The residence halls are a particular focus of Ellett’s. In his first few weeks at Quinnipiac, he has been walking the Quad and the residential areas armed with a mask and some cookies.

“I have tried to do quick engagements with students,” Ellett said. “Walking around the first Friday students were here, myself and a number of staff stood on the quad and gave over 250 cookies out.”

At his past jobs on college campuses, Ellett has often opted to live in a residence hall so he can fully embrace the student experience. He and his wife, who also works in colleges, raised their kids in residence halls.

“It’s something that gives you great knowledge of the institution,” Ellett said.

Ellett has no plans of living in a Quinnipiac residence hall yet, but he said he would consider it down the road.

In the immediate future, he is working to connect faculty to campus life outside of the classroom. He has seen various models of Living Learning Communities (LLCs) that involve the faculty members who specialize in the same interest area as the LLC.

“That’s why I think it is so important for me to immerse myself in the community so I can propose something that will make sense here,” Ellett said.

He hopes to create an advisory group of faculty, staff and students to consider the residential experience.

“You can’t take the same model and put it at any institution — it has to fit,” Ellett said.

At NYU, Ellett was criticized by Resident Assistants (RAs) who said he failed to address concerns about mental health training.

The NYU student newspaper, Washington Square News, covered a town hall in which Ellett failed to take any questions on a 40-page manifesto circulated by RAs complaining about “mental health, compensation, unionization and general mistreatment in the role,” according to an article in the NYU student-run newspaper from May 2020.

Ellett is working with professors Lockwood and Glenda Pritchett, of the first year writing program, about how to have “Pods on the Quad” programming that will invite faculty out on to the quad to engage with students.
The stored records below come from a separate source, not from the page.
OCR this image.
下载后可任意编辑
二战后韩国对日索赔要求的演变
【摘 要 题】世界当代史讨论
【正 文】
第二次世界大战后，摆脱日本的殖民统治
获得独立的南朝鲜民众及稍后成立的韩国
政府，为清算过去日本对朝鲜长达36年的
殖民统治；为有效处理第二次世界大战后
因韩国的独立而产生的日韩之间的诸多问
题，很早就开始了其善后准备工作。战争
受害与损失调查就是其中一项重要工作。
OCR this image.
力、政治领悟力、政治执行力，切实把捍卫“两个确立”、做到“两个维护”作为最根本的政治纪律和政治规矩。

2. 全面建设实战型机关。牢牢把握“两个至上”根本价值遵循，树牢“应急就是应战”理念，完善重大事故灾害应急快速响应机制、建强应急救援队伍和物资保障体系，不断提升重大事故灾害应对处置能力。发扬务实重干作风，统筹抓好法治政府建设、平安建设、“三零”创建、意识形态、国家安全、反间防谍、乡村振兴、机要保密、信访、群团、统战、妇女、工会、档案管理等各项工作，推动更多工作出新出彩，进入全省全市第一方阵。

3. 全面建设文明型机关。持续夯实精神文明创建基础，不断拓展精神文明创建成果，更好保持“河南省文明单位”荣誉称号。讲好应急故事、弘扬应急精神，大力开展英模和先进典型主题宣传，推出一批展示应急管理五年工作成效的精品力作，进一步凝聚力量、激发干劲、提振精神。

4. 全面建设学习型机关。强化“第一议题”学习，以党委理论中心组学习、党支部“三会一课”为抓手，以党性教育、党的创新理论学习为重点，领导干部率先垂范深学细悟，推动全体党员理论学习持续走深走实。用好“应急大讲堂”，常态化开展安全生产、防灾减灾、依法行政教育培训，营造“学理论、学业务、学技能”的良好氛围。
This event will be held on Sept. 13, with FYS faculty and first-year students.

“I think all of us are longing for the kinds of connections that naturally occur with the opening of a new school year and are of course more difficult this year,” Pritchett said. “Tom is intent on creating opportunities for students and faculty to engage in conversations and create relationships outside the classroom, thereby enhancing students’ sense of fully belonging to the Quinnipiac community.”

On top of “Pods on the Quad” Ellett sent an email to faculty hoping to recruit a group of them to walk around some evenings from 9-11 p.m. to monitor social distancing in residential areas.

“Our presence on campus and engagement with students will also help illustrate our community-wide support of physical distancing and mask wearing protocols we are all observing,” Ellett wrote in the email. “The only expectation is for you to loop the campus a few times and engage in some friendly conversation.”

Ellett encourages returning students to email him at [email protected] with a SWOT analysis on Quinnipiac. This means he wants to know strengths, weaknesses, areas for opportunity and threats, like COVID-19

“It’s more about what is the strength of the community here and what they think is missing,” Ellett said. “What are the opportunities on this beautiful campus?”